A student testing positive for COVID 19 on his first day of school in Indiana is raising questions of, how are schools going to react when it happens close to home?

JACKSONVILLE, Fla. — A student testing positive for COVID 19 on his first day of school in Indiana is raising questions of, how First Coast schools are going to react when it happens close to home?

“It’s not a matter of if, but when there are going to be exposers at the school,” said Dr. Mobeen Rathore, infectious disease specialist. “So I think we need to be well prepared for that, how we are going to reveal there is exposure at the school.”

Rathore says schools mirror society—if we’re seeing positive cases rise on the streets, you can expect that to happen in the halls.

Many districts are handling communication differently when it comes to positive cases. There is a chance you may not know if there was a positive case at your child’s school.

“Just so that we’re transparent, you’ll get a letter from the school that says someone in your class has tested positive,” said Kyle Dresback with St Johns County Schools.

Duval County Public Schools says students and staff have a right to privacy, so it will not make any announcements unless instances of COVID-19 impact campus operations.

Clay County School’s plan does not mention if it plans on announcing instances of positive cases to families.

All three schools say they will relay necessary information off to the Department of Health, and the department will start contact tracing and take it from there.

“Then the Department of Health will be following up saying it’s our understanding your child had close personal contact so you need to quarantine,” Dresback said.

St Johns County and DCPS are following guidelines from the CDC to try and minimize how many students will need to quarantine. The CDC says a person should quarantine if they were in contact with someone who tested positive for more than 15 minutes, within 6 feet, and may have come in contact with respiratory droplets.
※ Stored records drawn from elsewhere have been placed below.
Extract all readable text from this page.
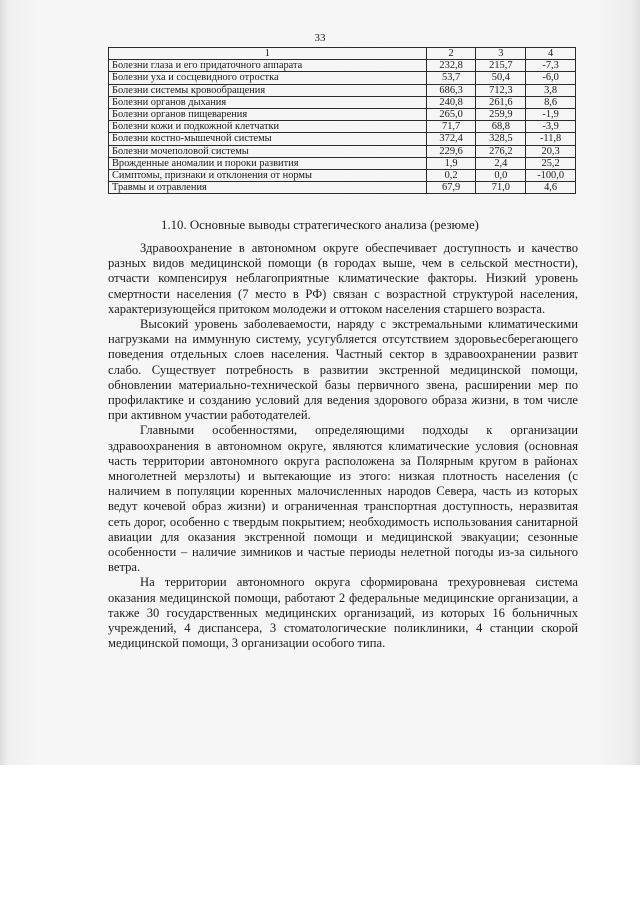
33
1	2	3	4
Болезни глаза и его придаточного аппарата	232,8	215,7	-7,3
Болезни уха и сосцевидного отростка	53,7	50,4	-6,0
Болезни системы кровообращения	686,3	712,3	3,8
Болезни органов дыхания	240,8	261,6	8,6
Болезни органов пищеварения	265,0	259,9	-1,9
Болезни кожи и подкожной клетчатки	71,7	68,8	-3,9
Болезни костно-мышечной системы	372,4	328,5	-11,8
Болезни мочеполовой системы	229,6	276,2	20,3
Врожденные аномалии и пороки развития	1,9	2,4	25,2
Симптомы, признаки и отклонения от нормы	0,2	0,0	-100,0
Травмы и отравления	67,9	71,0	4,6
1.10. Основные выводы стратегического анализа (резюме)

Здравоохранение в автономном округе обеспечивает доступность и качество разных видов медицинской помощи (в городах выше, чем в сельской местности), отчасти компенсируя неблагоприятные климатические факторы. Низкий уровень смертности населения (7 место в РФ) связан с возрастной структурой населения, характеризующейся притоком молодежи и оттоком населения старшего возраста.

Высокий уровень заболеваемости, наряду с экстремальными климатическими нагрузками на иммунную систему, усугубляется отсутствием здоровьесберегающего поведения отдельных слоев населения. Частный сектор в здравоохранении развит слабо. Существует потребность в развитии экстренной медицинской помощи, обновлении материально-технической базы первичного звена, расширении мер по профилактике и созданию условий для ведения здорового образа жизни, в том числе при активном участии работодателей.

Главными особенностями, определяющими подходы к организации здравоохранения в автономном округе, являются климатические условия (основная часть территории автономного округа расположена за Полярным кругом в районах многолетней мерзлоты) и вытекающие из этого: низкая плотность населения (с наличием в популяции коренных малочисленных народов Севера, часть из которых ведут кочевой образ жизни) и ограниченная транспортная доступность, неразвитая сеть дорог, особенно с твердым покрытием; необходимость использования санитарной авиации для оказания экстренной помощи и медицинской эвакуации; сезонные особенности – наличие зимников и частые периоды нелетной погоды из-за сильного ветра.

На территории автономного округа сформирована трехуровневая система оказания медицинской помощи, работают 2 федеральные медицинские организации, а также 30 государственных медицинских организаций, из которых 16 больничных учреждений, 4 диспансера, 3 стоматологические поликлиники, 4 станции скорой медицинской помощи, 3 организации особого типа.
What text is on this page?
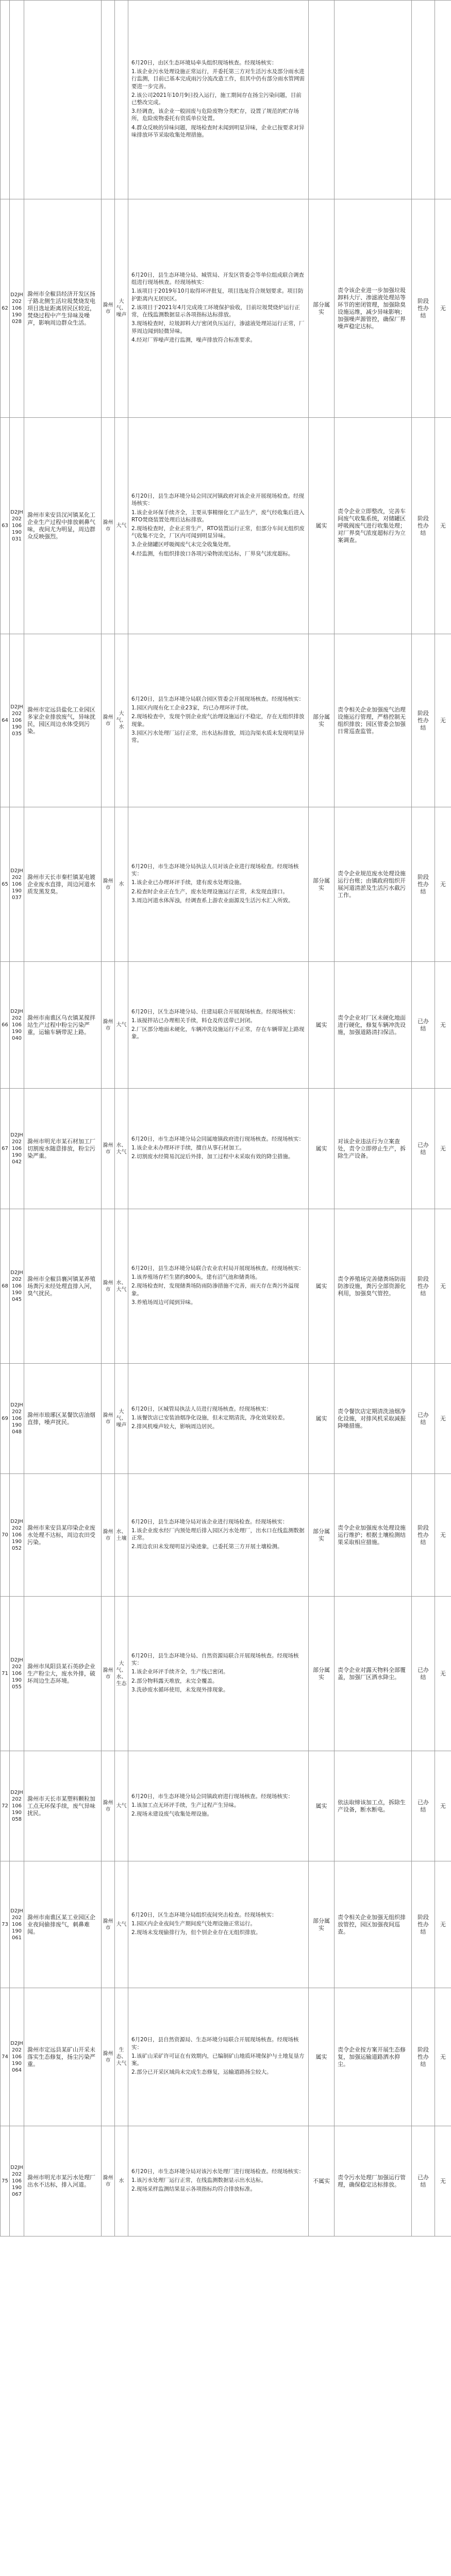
					6月20日，由区生态环境局牵头组织现场核查。经现场核实：
1.该企业污水处理设施正常运行，并委托第三方对生活污水及部分雨水进行监测，目前已基本完成雨污分流改造工作，但其中仍有部分雨水管网需要进一步完善。
2.该公司2021年10月9日投入运行，施工期间存在扬尘污染问题，目前已整改完成。
3.经调查，该企业一般固废与危险废物分类贮存，设置了规范的贮存场所，危险废物委托有资质单位处置。
4.群众反映的异味问题，现场检查时未闻到明显异味，企业已按要求对异味排放环节采取收集处理措施。				

62	D2JH202106190028	滁州市全椒县经济开发区扬子路北侧生活垃圾焚烧发电项目选址距离居民区较近，焚烧过程中产生异味及噪声，影响周边群众生活。	滁州市	大气、噪声	6月20日，县生态环境分局、城管局、开发区管委会等单位组成联合调查组进行现场核查。经现场核实：
1.该项目于2019年10月取得环评批复，项目选址符合规划要求。项目防护距离内无居民区。
2.该项目于2021年4月完成竣工环境保护验收，目前垃圾焚烧炉运行正常，在线监测数据显示各项指标达标排放。
3.现场检查时，垃圾卸料大厅密闭负压运行，渗滤液处理站运行正常，厂界周边闻到轻微异味。
4.经对厂界噪声进行监测，噪声排放符合标准要求。	部分属实	责令该企业进一步加强垃圾卸料大厅、渗滤液处理站等环节的密闭管理，加强除臭设施运维，减少异味影响；加强噪声源管控，确保厂界噪声稳定达标。	阶段性办结	无
63	D2JH202106190031	滁州市来安县汊河镇某化工企业生产过程中排放刺鼻气味，夜间尤为明显，周边群众反映强烈。	滁州市	大气	6月20日，县生态环境分局会同汊河镇政府对该企业开展现场检查。经现场核实：
1.该企业环保手续齐全，主要从事精细化工产品生产，废气经收集后进入RTO焚烧装置处理后达标排放。
2.现场检查时，企业正常生产，RTO装置运行正常，但部分车间无组织废气收集不完全，厂区内可闻到明显异味。
3.企业储罐区呼吸阀废气未完全收集处理。
4.经监测，有组织排放口各项污染物浓度达标，厂界臭气浓度超标。	属实	责令企业立即整改，完善车间废气收集系统，对储罐区呼吸阀废气进行收集处理；对厂界臭气浓度超标行为立案调查。	阶段性办结	无
64	D2JH202106190035	滁州市定远县盐化工业园区多家企业排放废气，异味扰民，园区周边水体受到污染。	滁州市	大气、水	6月20日，县生态环境分局联合园区管委会开展现场核查。经现场核实：
1.园区内现有化工企业23家，均已办理环评手续。
2.现场检查中，发现个别企业废气治理设施运行不稳定，存在无组织排放现象。
3.园区污水处理厂运行正常，出水达标排放，周边沟渠水质未发现明显异常。	部分属实	责令相关企业加强废气治理设施运行管理，严格控制无组织排放；园区管委会加强日常巡查监管。	阶段性办结	无
65	D2JH202106190037	滁州市天长市秦栏镇某电镀企业废水直排，周边河道水质发黑发臭。	滁州市	水	6月20日，市生态环境分局执法人员对该企业进行现场检查。经现场核实：
1.该企业已办理环评手续，建有废水处理设施。
2.检查时企业正在生产，废水处理设施运行正常，未发现直排口。
3.周边河道水体浑浊，经调查系上游农业面源及生活污水汇入所致。	部分属实	责令企业规范废水处理设施运行台账；由镇政府组织开展河道清淤及生活污水截污工作。	阶段性办结	无
66	D2JH202106190040	滁州市南谯区乌衣镇某搅拌站生产过程中粉尘污染严重，运输车辆带泥上路。	滁州市	大气	6月20日，区生态环境分局、住建局联合开展现场核查。经现场核实：
1.该搅拌站已办理相关手续，料仓及传送带已封闭。
2.厂区部分地面未硬化，车辆冲洗设施运行不正常，存在车辆带泥上路现象。	属实	责令企业对厂区未硬化地面进行硬化，修复车辆冲洗设施，加强道路清扫保洁。	已办结	无
67	D2JH202106190042	滁州市明光市某石材加工厂切割废水随意排放，粉尘污染严重。	滁州市	水、大气	6月20日，市生态环境分局会同属地镇政府进行现场核查。经现场核实：
1.该企业未办理环评手续，擅自从事石材加工。
2.切割废水经简易沉淀后外排，加工过程中未采取有效的降尘措施。	属实	对该企业违法行为立案查处，责令立即停止生产，拆除生产设备。	已办结	无
68	D2JH202106190045	滁州市全椒县襄河镇某养殖场粪污未经处理直排入河，臭气扰民。	滁州市	水、大气	6月20日，县生态环境分局联合农业农村局开展现场核查。经现场核实：
1.该养殖场存栏生猪约800头，建有沼气池和储粪场。
2.现场检查时，发现储粪场防雨防渗措施不完善，雨天存在粪污外溢现象。
3.养殖场周边可闻到异味。	属实	责令养殖场完善储粪场防雨防渗设施，粪污全部资源化利用，加强臭气管控。	阶段性办结	无
69	D2JH202106190048	滁州市琅琊区某餐饮店油烟直排，噪声扰民。	滁州市	大气、噪声	6月20日，区城管局执法人员进行现场核查。经现场核实：
1.该餐饮店已安装油烟净化设施，但未定期清洗，净化效果较差。
2.排风机噪声较大，影响周边居民。	属实	责令餐饮店定期清洗油烟净化设施，对排风机采取减振降噪措施。	已办结	无
70	D2JH202106190052	滁州市来安县某印染企业废水处理不达标，周边农田受污染。	滁州市	水、土壤	6月20日，县生态环境分局对该企业进行现场检查。经现场核实：
1.该企业废水经厂内预处理后排入园区污水处理厂，出水口在线监测数据正常。
2.周边农田未发现明显污染迹象，已委托第三方开展土壤检测。	部分属实	责令企业加强废水处理设施运行维护；根据土壤检测结果采取相应措施。	阶段性办结	无
71	D2JH202106190055	滁州市凤阳县某石英砂企业生产粉尘大，废水外排，破坏周边生态环境。	滁州市	大气、水、生态	6月20日，县生态环境分局、自然资源局联合开展现场核查。经现场核实：
1.该企业环评手续齐全，生产线已密闭。
2.部分物料露天堆放，未完全覆盖。
3.洗砂废水循环使用，未发现外排现象。	部分属实	责令企业对露天物料全部覆盖，加强厂区洒水降尘。	已办结	无
72	D2JH202106190058	滁州市天长市某塑料颗粒加工点无环保手续，废气异味扰民。	滁州市	大气	6月20日，市生态环境分局会同镇政府进行现场核查。经现场核实：
1.该加工点无环评手续，生产过程产生异味。
2.现场未建设废气收集处理设施。	属实	依法取缔该加工点，拆除生产设备，断水断电。	已办结	无
73	D2JH202106190061	滁州市南谯区某工业园区企业夜间偷排废气，刺鼻难闻。	滁州市	大气	6月20日，区生态环境分局组织夜间突击检查。经现场核实：
1.园区内企业夜间生产期间废气处理设施正常运行。
2.现场未发现偷排行为，但个别企业存在无组织排放。	部分属实	责令相关企业加强无组织排放管控，园区加强夜间巡查。	阶段性办结	无
74	D2JH202106190064	滁州市定远县某矿山开采未落实生态修复，扬尘污染严重。	滁州市	生态、大气	6月20日，县自然资源局、生态环境分局联合开展现场核查。经现场核实：
1.该矿山采矿许可证在有效期内，已编制矿山地质环境保护与土地复垦方案。
2.部分已开采区域尚未完成生态修复，运输道路扬尘较大。	属实	责令企业按方案开展生态修复，加强运输道路洒水抑尘。	阶段性办结	无
75	D2JH202106190067	滁州市明光市某污水处理厂出水不达标，排入河道。	滁州市	水	6月20日，市生态环境分局对该污水处理厂进行现场检查。经现场核实：
1.该污水处理厂运行正常，在线监测数据显示出水达标。
2.现场采样监测结果显示各项指标均符合排放标准。	不属实	责令污水处理厂加强运行管理，确保稳定达标排放。	已办结	无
“That’s why we are requiring masks, that’s why we have the desk shields.”

If a student tests positive, the schools say extra sanitization will be provided in the affected classrooms.

Clay County Schools require a teacher to provide a child with a mask if they are presenting symptoms and need to be sent to the nurse.

Students who quarantine can still resume classes from home either virtually, or in St. Johns County, with packets from the child’s class. The teacher would check up on students through video chat.

All schools require students and staff who test positive to quarantine for two weeks, but St. Johns County does not require a test be presented before returning to school. DCPS and CCSD did not respond if they will require a test or not.